With Apache Hadoop YARN as its architectural center, Apache Hadoop continues to attract new engines to run within the data platform, as organizations want to efficiently store their data in a single repository and interact with it for batch, interactive and real-time streaming use cases. Apache Storm brings real-time data processing capabilities to help capture new business opportunities by powering low-latency dashboards, security alerts, and operational enhancements integrated with other applications running in the Hadoop cluster.
The community recently announced the release of Apache Storm 0.9.3. With this release, the team closed 100 JIRA tickets and delivered many new features, fixes and enhancements, including these three important improvements:
This blog gives a brief overview of these new features in Apache Storm 0.9.3 and also looks ahead to future plans for the project.
Apache Storm’s HDFS integration consists of several bolt and Trident state implementations that allow topology developers to easily write data to HDFS from any Storm topology. Many stream processing use cases involve storing data in HDFS for further batch processing and further analysis of historical trends.
Apache Storm’s HBase integration includes a number of components that allow Storm topologies to both write to and query HBase in real-time.
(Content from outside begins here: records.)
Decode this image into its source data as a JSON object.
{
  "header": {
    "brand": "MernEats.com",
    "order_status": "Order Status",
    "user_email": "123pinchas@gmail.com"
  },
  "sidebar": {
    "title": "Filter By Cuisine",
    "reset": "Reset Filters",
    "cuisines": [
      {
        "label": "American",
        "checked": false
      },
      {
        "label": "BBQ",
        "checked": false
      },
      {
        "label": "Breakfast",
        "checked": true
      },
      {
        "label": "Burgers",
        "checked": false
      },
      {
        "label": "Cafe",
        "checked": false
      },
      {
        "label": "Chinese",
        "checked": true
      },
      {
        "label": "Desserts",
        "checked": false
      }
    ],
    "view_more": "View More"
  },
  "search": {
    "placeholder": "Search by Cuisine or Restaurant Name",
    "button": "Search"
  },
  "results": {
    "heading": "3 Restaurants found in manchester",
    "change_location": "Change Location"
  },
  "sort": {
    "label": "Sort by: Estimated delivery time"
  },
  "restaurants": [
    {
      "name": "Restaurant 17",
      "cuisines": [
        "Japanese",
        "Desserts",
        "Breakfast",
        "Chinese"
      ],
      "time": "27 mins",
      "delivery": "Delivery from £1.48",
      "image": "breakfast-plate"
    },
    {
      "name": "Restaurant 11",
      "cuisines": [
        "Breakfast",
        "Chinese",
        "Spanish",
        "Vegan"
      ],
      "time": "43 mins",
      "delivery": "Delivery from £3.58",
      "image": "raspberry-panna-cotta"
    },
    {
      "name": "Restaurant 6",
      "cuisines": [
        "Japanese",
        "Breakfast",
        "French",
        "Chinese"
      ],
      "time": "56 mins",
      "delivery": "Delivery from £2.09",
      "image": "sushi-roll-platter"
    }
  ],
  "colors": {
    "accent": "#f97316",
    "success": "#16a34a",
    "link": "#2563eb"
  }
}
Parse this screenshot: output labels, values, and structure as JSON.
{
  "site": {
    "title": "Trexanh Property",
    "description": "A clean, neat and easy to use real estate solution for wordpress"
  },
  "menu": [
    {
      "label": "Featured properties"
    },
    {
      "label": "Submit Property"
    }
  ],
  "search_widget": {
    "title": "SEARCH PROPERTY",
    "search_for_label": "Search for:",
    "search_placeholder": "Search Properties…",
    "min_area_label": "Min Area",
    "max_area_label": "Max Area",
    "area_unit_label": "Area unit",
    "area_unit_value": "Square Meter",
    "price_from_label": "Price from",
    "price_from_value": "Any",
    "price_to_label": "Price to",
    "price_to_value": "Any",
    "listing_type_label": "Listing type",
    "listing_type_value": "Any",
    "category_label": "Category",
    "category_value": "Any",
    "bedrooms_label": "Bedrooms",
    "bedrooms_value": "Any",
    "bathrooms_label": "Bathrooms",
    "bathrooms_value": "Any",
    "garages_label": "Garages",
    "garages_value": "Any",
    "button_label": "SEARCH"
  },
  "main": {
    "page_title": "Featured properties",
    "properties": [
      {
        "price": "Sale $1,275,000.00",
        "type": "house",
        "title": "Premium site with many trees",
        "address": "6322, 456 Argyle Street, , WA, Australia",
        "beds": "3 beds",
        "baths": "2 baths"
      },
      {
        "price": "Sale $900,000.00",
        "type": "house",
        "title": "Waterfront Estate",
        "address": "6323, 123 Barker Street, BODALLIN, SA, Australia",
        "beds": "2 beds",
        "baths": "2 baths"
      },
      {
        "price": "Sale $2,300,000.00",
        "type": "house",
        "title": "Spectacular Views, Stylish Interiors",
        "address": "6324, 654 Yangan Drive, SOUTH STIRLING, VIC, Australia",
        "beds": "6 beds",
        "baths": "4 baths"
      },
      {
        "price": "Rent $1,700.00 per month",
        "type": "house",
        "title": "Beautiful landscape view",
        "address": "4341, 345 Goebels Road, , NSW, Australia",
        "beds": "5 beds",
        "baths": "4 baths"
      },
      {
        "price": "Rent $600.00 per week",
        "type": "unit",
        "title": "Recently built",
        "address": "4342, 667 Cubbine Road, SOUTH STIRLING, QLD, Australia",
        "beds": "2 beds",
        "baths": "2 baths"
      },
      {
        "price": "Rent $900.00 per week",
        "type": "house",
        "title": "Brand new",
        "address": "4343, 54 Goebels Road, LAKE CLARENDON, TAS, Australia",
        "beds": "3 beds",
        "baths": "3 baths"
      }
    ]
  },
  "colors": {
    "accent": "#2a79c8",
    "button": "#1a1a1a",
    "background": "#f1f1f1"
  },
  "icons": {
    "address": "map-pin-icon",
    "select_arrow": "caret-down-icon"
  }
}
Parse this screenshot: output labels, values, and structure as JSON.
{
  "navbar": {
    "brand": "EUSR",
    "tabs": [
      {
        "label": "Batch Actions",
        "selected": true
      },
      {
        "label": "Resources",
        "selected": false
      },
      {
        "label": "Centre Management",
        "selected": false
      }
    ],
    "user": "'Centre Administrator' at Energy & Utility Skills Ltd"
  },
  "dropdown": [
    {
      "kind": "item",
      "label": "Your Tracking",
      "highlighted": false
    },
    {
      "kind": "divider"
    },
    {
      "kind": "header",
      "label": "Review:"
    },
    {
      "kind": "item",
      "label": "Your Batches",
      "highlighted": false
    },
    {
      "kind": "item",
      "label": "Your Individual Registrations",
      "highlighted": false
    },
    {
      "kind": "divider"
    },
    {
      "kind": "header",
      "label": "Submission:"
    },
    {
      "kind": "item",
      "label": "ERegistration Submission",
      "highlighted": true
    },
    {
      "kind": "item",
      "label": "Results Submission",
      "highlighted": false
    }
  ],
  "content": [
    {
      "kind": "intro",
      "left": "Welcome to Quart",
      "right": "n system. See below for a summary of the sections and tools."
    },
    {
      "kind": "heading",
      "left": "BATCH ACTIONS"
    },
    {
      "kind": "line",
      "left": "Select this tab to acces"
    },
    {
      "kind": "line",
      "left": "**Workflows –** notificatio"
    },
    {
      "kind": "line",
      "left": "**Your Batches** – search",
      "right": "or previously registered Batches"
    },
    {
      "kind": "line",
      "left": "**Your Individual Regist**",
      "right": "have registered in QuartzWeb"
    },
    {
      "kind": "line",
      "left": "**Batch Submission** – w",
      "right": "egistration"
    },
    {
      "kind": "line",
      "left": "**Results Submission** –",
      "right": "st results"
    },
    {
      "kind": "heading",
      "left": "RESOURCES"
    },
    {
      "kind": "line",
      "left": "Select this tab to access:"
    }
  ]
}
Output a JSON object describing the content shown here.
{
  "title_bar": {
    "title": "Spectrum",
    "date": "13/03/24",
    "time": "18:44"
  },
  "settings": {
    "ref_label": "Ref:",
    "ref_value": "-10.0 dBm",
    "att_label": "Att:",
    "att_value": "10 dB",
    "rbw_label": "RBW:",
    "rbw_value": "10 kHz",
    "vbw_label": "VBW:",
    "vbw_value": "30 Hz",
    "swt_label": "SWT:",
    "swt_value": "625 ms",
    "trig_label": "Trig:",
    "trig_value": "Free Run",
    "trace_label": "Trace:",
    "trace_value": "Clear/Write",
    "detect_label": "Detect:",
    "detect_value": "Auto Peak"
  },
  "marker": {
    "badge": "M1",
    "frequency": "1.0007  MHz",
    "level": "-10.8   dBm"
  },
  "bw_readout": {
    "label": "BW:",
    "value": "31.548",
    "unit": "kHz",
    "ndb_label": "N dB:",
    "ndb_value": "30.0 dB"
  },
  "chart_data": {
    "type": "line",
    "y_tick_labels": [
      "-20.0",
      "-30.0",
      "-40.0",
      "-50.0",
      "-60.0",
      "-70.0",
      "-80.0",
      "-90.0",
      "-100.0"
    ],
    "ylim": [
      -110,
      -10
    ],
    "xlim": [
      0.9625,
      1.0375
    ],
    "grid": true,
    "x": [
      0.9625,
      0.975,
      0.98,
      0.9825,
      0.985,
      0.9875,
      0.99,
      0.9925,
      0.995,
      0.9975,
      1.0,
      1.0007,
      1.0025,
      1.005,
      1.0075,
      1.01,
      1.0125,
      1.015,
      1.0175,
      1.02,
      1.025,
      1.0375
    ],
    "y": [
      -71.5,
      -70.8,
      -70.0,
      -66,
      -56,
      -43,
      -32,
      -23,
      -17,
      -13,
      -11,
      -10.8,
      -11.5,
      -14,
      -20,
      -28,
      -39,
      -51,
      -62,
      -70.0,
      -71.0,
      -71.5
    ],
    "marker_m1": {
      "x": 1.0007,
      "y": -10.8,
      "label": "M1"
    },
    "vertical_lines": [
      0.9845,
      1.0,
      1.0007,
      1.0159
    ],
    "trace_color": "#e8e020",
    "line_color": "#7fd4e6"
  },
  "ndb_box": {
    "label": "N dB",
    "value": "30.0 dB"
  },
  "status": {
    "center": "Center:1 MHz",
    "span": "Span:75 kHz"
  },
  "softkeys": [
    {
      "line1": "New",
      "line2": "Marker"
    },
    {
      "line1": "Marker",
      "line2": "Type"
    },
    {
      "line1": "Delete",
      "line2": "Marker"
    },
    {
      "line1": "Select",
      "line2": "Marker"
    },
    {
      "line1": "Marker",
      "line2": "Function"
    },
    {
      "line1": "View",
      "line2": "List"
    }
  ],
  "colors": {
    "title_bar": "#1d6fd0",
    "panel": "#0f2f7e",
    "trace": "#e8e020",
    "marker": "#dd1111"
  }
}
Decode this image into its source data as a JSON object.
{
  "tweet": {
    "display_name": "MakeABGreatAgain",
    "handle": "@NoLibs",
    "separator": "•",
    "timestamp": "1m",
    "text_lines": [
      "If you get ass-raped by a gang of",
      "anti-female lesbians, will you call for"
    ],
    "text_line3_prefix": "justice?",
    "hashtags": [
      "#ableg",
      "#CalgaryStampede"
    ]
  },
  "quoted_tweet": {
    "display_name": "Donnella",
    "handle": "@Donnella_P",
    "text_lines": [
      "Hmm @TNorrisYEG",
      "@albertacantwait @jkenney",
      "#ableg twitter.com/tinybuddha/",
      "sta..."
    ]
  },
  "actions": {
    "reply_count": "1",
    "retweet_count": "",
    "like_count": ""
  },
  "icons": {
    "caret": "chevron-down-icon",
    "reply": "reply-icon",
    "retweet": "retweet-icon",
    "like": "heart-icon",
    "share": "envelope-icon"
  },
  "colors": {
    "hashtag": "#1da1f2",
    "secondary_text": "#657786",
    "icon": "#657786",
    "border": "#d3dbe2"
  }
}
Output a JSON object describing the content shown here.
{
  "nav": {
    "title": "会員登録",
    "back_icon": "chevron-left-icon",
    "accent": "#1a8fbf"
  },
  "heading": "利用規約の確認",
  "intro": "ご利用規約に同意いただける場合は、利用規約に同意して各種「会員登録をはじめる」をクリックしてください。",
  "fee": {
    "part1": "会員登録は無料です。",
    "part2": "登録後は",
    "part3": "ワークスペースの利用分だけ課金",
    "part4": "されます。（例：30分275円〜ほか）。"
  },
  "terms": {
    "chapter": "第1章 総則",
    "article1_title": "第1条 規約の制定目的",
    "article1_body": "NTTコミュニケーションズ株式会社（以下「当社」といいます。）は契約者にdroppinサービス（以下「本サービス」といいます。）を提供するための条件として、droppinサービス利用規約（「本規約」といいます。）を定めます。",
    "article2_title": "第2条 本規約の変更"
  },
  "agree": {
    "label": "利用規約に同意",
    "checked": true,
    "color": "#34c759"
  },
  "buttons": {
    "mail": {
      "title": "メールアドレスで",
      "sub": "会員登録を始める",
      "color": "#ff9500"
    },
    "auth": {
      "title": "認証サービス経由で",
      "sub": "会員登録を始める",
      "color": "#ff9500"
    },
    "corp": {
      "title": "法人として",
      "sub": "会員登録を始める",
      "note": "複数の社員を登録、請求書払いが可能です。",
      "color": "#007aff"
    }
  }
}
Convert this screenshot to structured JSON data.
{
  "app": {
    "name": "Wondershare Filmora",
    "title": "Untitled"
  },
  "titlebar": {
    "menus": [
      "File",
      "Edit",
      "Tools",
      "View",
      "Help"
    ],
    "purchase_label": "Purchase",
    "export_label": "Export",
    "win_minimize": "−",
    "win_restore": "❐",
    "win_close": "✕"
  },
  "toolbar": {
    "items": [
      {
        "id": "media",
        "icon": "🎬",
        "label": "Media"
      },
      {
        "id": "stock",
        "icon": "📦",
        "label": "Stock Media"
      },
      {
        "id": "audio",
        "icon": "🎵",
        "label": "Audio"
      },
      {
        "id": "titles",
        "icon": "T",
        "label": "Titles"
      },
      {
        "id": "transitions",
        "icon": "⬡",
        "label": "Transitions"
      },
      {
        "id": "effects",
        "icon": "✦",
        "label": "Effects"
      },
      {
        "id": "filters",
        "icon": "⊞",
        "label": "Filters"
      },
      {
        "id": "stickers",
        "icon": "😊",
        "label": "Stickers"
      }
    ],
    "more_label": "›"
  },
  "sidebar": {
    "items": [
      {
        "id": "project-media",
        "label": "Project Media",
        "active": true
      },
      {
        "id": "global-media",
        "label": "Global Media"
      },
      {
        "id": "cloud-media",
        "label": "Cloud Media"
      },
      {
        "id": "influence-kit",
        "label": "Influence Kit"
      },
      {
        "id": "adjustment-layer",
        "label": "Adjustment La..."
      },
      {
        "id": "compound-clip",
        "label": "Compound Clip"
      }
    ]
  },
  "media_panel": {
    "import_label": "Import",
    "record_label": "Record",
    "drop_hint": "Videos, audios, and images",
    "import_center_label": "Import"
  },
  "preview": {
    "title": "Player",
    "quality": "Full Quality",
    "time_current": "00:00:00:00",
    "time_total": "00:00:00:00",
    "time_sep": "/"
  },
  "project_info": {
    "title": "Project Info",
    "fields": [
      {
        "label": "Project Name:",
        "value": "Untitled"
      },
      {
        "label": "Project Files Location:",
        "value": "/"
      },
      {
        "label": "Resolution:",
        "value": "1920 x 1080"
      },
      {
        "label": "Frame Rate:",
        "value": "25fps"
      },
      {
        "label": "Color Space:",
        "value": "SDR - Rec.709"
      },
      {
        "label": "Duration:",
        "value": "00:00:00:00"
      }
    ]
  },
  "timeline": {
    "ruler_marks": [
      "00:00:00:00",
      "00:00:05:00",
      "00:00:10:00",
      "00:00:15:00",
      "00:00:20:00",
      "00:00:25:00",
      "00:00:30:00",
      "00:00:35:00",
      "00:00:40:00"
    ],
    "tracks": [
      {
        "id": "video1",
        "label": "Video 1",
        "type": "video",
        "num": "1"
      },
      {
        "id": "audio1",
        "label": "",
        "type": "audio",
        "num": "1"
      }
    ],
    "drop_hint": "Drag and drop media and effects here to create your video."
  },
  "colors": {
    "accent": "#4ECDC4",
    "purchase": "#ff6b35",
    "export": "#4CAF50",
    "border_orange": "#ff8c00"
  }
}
Many organizations use Apache HBase as part of their big data strategy for batch, interactive, and real-time workflows. Storm’s HBase integration allows users to leverage HBase data assets for streaming queries, and also use HBase as a destination for streaming computation results.
Apache Storm has supported Kafka as a streaming data source since version 0.9.2-incubating. Now Storm 0.9.3 brings a number of improvements to the Kafka integration and also adds the ability to write data to one or more Kafka clusters and topics.
The ability to both read and write to Kafka unlocks additional potential in the already powerful combination of Storm and Kafka. Storm users can now use Kafka as a source of and destination for streaming data. This allows for inter-topology communication, combining spout and bolt-based topologies with Trident-based data flows. It also enables integration with any external system that supports data ingest from Kafka.
In upcoming releases of Apache Storm, the community will be focusing on enhanced security, high availability, and deeper integration with YARN.
The Apache Storm PMC would like to thank the community of volunteers who made the many new features and fixes in this release a reality.